Performance evaluation of a biodiesel-methanol dual-fuel high temperature proton exchange membrane fuel cell cogeneration system for marine applications

In response to the International Maritime Organization's (IMO) 2050 net-zero greenhouse gas emissions target for shipping, this study proposes a high-temperature proton exchange membrane fuel cell (HT-PEMFC) cogeneration system utilizing biodiesel-methanol dual-fuel. The system aims to enhance the energy efficiency and environmental sustainability of marine power systems. Biodiesel is converted into hydrogen-rich syngas via autothermal reforming, while the residual heat drives methanol steam reforming. This configuration enables cascading waste heat utilization and fuel complementarity. The performances of single-fuel and dual-fuel systems are compared using an energy-economy-environment (3E) analysis.
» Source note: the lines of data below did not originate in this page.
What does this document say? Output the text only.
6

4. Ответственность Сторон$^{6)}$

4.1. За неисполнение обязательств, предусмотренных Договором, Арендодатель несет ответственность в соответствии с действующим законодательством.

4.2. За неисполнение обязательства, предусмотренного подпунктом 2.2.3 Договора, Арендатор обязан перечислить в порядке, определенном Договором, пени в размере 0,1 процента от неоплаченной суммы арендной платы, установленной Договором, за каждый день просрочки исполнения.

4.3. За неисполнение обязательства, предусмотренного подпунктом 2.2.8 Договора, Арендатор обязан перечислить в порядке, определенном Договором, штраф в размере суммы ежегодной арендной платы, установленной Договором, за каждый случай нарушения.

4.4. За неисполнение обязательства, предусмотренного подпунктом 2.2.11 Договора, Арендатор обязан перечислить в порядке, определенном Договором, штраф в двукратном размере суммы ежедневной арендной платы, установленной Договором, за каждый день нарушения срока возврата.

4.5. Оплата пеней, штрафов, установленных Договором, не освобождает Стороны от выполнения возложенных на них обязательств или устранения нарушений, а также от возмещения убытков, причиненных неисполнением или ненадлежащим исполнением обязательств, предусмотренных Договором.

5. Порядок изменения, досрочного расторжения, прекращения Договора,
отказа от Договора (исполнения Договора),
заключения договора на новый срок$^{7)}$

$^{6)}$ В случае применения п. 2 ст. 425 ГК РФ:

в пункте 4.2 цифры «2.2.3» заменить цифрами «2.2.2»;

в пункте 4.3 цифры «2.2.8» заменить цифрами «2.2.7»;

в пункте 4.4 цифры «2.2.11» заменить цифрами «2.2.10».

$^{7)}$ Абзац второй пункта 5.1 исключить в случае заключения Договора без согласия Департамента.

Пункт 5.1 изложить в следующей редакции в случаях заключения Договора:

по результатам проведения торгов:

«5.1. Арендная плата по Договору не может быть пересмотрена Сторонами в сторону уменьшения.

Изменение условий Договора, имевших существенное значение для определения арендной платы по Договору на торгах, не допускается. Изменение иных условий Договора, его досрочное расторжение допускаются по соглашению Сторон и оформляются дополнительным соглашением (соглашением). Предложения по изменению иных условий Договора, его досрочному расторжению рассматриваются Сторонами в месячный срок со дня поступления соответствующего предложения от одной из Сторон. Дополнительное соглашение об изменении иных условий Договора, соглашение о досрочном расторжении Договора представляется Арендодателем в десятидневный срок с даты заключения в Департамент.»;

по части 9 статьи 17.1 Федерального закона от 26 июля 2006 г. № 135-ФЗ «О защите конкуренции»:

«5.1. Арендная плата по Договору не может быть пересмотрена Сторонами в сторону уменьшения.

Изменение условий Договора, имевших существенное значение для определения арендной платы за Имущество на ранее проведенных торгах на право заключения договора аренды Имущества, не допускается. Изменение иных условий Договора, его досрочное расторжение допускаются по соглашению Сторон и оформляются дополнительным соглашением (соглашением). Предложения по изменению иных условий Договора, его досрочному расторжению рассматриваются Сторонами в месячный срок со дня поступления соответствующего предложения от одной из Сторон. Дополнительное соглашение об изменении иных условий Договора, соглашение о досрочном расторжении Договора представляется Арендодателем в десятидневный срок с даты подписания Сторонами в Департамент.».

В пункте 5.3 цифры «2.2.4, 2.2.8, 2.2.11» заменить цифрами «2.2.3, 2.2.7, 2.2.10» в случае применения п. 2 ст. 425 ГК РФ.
Results indicate that the dual-fuel system achieves a power generation efficiency of 40.85 %, representing a 9.99 % increase over the single-fuel system. Combined heat and power (CHP) efficiency rises by 2.81 %–82.95 %, and power generation increases by 101.33 % (reaching 855.10 kW). Life cycle assessment reveals that the green methanol pathway reduces carbon emissions by 55.41 % (to 294.58 g/kWh) compared to conventional diesel. Optimal operating parameters, determined via NSGA-II multi-objective optimization, further improve power generation efficiency to 47.06 %–15.20 % higher than the design operating point. This system presents a new technical pathway for ship decarbonization through multi-fuel complementarity and efficient waste heat recovery.